Les Journées de développement à Sfax auxquelles 8 ministres ont participé ont focalisé sur la concrétisation des projets et Syphax Airlines comme étant un exemple. Maintenant les réalisations ne devraient pas prendre beaucoup de temps.

Telnet vient de s’installer en Allemagne. Y aura-t-il d’autres sites à l’étranger?

En créant Telnet, j’ai voulu montrer que le secteur de la haute technologie peut présenter les meilleures solutions pour relever deux grands défis de l’employabilité de jeunes cadres, aussi bien en Tunisie qu’à l’international.

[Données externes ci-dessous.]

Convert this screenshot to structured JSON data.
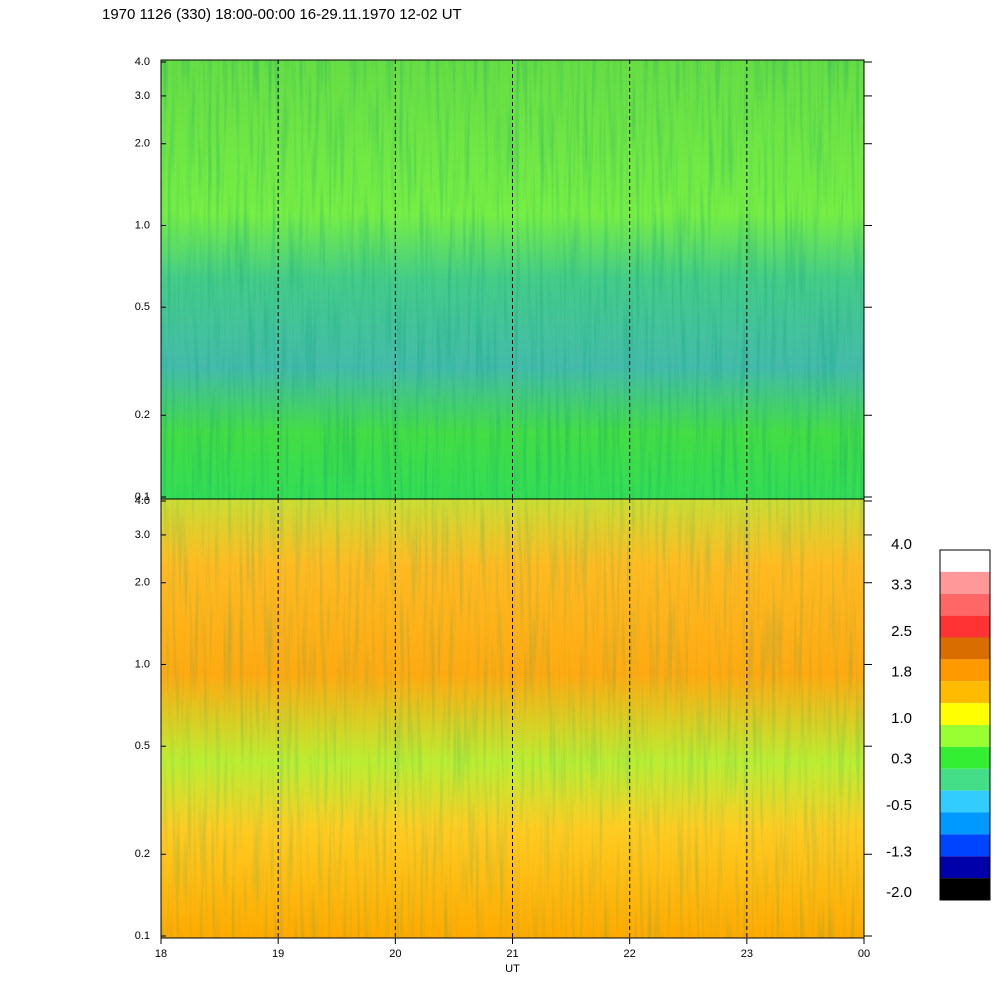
{
  "chart_data": [
    {
      "type": "heatmap",
      "title": "1970 1126 (330) 18:00-00:00 16-29.11.1970  12-02 UT",
      "xlim": [
        18,
        24
      ],
      "xticks": [
        18,
        19,
        20,
        21,
        22,
        23,
        {
          "value": 24,
          "label": "00"
        }
      ],
      "ylim": [
        0.1,
        4
      ],
      "yticks": [
        0.1,
        0.2,
        0.5,
        {
          "value": 1,
          "label": "1.0"
        },
        {
          "value": 2,
          "label": "2.0"
        },
        {
          "value": 3,
          "label": "3.0"
        },
        {
          "value": 4,
          "label": "4.0"
        }
      ],
      "log_y": true
    },
    {
      "type": "heatmap",
      "xlabel": "UT",
      "xlim": [
        18,
        24
      ],
      "xticks": [
        18,
        19,
        20,
        21,
        22,
        23,
        {
          "value": 24,
          "label": "00"
        }
      ],
      "ylim": [
        0.1,
        4
      ],
      "yticks": [
        0.1,
        0.2,
        0.5,
        {
          "value": 1,
          "label": "1.0"
        },
        {
          "value": 2,
          "label": "2.0"
        },
        {
          "value": 3,
          "label": "3.0"
        },
        {
          "value": 4,
          "label": "4.0"
        }
      ],
      "log_y": true,
      "colorbar": {
        "clim": [
          -2,
          4
        ],
        "colors": [
          "#ffffff",
          "#ff9999",
          "#ff6666",
          "#ff3333",
          "#d96d00",
          "#ff9900",
          "#ffbb00",
          "#ffff00",
          "#99ff33",
          "#33ee33",
          "#44dd88",
          "#33ccff",
          "#0099ff",
          "#0044ff",
          "#0000aa",
          "#000000"
        ],
        "ticks": [
          {
            "value": 4,
            "label": "4.0"
          },
          3.3,
          2.5,
          1.8,
          {
            "value": 1,
            "label": "1.0"
          },
          0.3,
          -0.5,
          -1.3,
          {
            "value": -2,
            "label": "-2.0"
          }
        ]
      }
    }
  ]
}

Notre stratégie est basée sur 3 éléments essentiels: le développement de l’ingénierie de produits à travers nos sites, l’innovation par le biais de la tour d’innovation (salle blanche de microélectronique qui est une première en Tunisie et qui va être installée au pôle d’Elgazala), et en aval la création d’une unité de fabrication électronique.

L’objectif de l’antenne créée en Allemagne c’est de se positionner sur le marché international et de répondre aux besoins de ce marché. Le marché allemand est en pleine expansion, il enregistre une croissance de 20% et ses besoins ne peuvent pas être couverts par les Allemands eux-mêmes par manque de cadres. C’est dans ces circonstances que l’antenne de Munich est ouverte avec 10 ingénieurs tunisiens pour le démarrage.

D’ailleurs, nous pensons nous installer d’ici la fin de l’année aux USA et à Dubaï. Le développement des affaires nous aide à nous positionner à l’international et conquérir de nouveax marchés grâce à la compétence tunisienne.